Total length in the four known specimens is 282 to 344 mm, averaging 322 mm; head and body length is 122 to 153 mm, averaging 140.5 mm; tail length is 160 to 191 mm, averaging 181.5 mm; and hindfoot length is 35 to 39 mm, averaging 37.3 mm.

==Ecology and extinction==
Nelson and Goldman found the species only in a damp, herbaceous site now known as the "Sacatal" near a spring high on María Madre Island, the largest of the Islas Marías off the coast of Nayarit, western Mexico, and Nelson wrote that it was rare. He gave the elevation of this place as 1800 ft, which Álvarez-Castañeda and Méndez converted to 550 m, but in his 1918 paper, Goldman gave 800 ft instead, which Carleton and Arroyo-Cabrales in 2009 converted to 245 m. The next survey of small mammals on the island took place in March 1976 by a team led by Don E. Wilson. They failed to collect O. nelsoni and instead found only the introduced black rat (Rattus rattus) at the locality where Nelson and Goldman had collected O. nelsoni; this species may have contributed to the decline of the indigenous rodent.

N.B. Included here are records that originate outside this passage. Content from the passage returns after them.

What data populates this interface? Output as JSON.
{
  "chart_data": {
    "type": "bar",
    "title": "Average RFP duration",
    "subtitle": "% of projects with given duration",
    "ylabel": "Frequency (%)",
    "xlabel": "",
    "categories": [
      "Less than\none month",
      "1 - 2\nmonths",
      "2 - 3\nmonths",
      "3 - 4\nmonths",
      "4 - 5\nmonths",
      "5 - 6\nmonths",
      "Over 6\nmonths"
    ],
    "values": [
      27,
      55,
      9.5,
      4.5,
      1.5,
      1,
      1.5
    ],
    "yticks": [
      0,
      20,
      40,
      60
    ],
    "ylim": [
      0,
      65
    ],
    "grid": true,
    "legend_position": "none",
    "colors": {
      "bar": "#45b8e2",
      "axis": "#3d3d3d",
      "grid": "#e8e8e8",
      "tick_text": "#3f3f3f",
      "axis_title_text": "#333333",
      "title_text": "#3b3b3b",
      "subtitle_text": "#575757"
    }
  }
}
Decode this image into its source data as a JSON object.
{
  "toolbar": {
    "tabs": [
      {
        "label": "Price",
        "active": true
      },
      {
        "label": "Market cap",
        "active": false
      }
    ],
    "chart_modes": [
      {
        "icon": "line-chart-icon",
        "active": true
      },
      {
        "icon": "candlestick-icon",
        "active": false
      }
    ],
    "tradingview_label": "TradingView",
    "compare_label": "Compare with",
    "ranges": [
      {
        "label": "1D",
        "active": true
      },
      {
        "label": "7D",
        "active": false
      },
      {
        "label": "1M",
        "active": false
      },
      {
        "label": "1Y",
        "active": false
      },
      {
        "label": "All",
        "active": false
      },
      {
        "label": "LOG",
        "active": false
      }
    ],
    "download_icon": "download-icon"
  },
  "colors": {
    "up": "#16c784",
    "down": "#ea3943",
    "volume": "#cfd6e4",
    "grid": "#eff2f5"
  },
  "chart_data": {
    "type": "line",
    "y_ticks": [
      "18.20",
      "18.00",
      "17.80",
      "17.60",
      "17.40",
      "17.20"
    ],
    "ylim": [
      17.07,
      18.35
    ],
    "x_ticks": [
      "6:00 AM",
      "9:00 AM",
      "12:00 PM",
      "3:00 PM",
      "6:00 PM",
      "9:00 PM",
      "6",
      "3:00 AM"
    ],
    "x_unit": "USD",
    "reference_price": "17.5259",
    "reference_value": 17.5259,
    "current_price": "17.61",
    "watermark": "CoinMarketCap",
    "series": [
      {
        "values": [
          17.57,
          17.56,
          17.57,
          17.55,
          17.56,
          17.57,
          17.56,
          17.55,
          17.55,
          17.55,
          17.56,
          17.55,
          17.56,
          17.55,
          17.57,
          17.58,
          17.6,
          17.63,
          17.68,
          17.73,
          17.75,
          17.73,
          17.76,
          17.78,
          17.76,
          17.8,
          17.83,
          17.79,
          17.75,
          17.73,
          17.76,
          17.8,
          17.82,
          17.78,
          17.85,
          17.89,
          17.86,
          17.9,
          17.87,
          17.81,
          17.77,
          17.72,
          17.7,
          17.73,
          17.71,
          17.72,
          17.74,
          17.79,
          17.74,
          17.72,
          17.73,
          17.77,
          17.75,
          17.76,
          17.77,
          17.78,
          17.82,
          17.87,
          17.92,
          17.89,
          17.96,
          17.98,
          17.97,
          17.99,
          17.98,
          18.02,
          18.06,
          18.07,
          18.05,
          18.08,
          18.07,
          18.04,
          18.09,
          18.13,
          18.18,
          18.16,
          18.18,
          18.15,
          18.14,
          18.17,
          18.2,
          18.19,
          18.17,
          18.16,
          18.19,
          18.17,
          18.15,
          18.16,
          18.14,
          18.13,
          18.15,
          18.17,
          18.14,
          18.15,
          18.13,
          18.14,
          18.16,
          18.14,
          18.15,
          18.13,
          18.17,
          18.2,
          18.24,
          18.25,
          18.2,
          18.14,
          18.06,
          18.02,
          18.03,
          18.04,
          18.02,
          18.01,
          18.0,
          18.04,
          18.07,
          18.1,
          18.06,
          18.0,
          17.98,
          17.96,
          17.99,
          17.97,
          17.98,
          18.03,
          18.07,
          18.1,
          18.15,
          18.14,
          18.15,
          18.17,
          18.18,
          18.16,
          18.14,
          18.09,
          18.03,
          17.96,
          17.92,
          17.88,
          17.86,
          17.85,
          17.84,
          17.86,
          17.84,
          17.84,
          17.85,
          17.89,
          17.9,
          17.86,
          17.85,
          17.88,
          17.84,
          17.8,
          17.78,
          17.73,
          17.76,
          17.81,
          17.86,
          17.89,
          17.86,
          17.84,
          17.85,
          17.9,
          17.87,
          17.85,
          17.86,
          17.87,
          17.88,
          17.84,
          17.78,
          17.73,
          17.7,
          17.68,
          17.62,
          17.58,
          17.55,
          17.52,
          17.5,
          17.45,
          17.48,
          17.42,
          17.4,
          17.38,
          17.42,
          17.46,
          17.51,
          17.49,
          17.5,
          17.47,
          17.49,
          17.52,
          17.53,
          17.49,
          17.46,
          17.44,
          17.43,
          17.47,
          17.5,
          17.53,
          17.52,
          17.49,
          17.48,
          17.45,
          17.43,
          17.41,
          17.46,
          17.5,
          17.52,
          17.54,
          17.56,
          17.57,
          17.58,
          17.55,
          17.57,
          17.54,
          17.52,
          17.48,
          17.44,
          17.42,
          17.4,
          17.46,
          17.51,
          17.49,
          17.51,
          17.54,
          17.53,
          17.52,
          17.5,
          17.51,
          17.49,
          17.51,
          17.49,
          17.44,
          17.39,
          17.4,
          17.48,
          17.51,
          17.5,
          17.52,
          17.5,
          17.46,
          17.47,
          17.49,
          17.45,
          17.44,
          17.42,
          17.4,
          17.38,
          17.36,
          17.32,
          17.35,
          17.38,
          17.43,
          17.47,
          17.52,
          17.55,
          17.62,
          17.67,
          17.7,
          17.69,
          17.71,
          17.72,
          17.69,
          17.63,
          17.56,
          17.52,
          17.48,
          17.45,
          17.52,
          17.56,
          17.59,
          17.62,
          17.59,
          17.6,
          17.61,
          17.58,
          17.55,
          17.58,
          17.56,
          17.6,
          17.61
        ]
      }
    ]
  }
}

The species is now considered extinct, although as late as 2002 the Mexican government listed it as "threatened". Another Islas Marías endemic, the deermouse Peromyscus madrensis, still occurred on María Madre in 1976. O. nelsoni is thought to have fed on plant material such as weeds, fruit, and seeds, and more rarely on animals such as fish and invertebrates.

==Literature cited==
- Álvarez-Castañeda, S.T. and Méndez, L. 2003. Oryzomys nelsoni. Mammalian Species 735:1–2.
- Carleton, M.D. and Arroyo-Cabrales, J. 2009. Review of the Oryzomys couesi complex (Rodentia: Cricetidae: Sigmodontinae) in western Mexico. Bulletin of the American Museum of Natural History 331:94–127.
- Goldman, E.A. 1918. The rice rats of North America. North American Fauna 43:1–100.
- Merriam, C.H. 1898. Mammals from the Tres Marias Islands, off western Mexico. Proceedings of the Biological Society of Washington 12:13–19.
- Musser, G.G. and Carleton, M.D. 2005. Superfamily Muroidea. Pp. 894–1531 in Wilson, D.E. and Reeder, D.M. (eds.). Mammal Species of the World: a taxonomic and geographic reference. 3rd ed. Baltimore: The Johns Hopkins University Press, 2 vols., 2142 pp. ISBN 978-0-8018-8221-0
- Nelson, E.W. 1899a. General description of the Tres Marias Islands, Mexico. North American Fauna 14:7–14.
- Nelson, E.W. 1899b. Mammals of the Tres Marias Islands. North American Fauna 14:15–20.
- Weksler, M. 2006. Phylogenetic relationships of oryzomyine rodents (Muroidea: Sigmodontinae): separate and combined analyses of morphological and molecular data. Bulletin of the American Museum of Natural History 296:1–149.
- Weksler, M., Percequillo, A.R. and Voss, R.S. 2006. Ten new genera of oryzomyine rodents (Cricetidae: Sigmodontinae). American Museum Novitates 3537:1–29.
- Wilson, D.E. 1991. Mammals of the Tres Marías Islands. Bulletin of the American Museum of Natural History 206:214–250.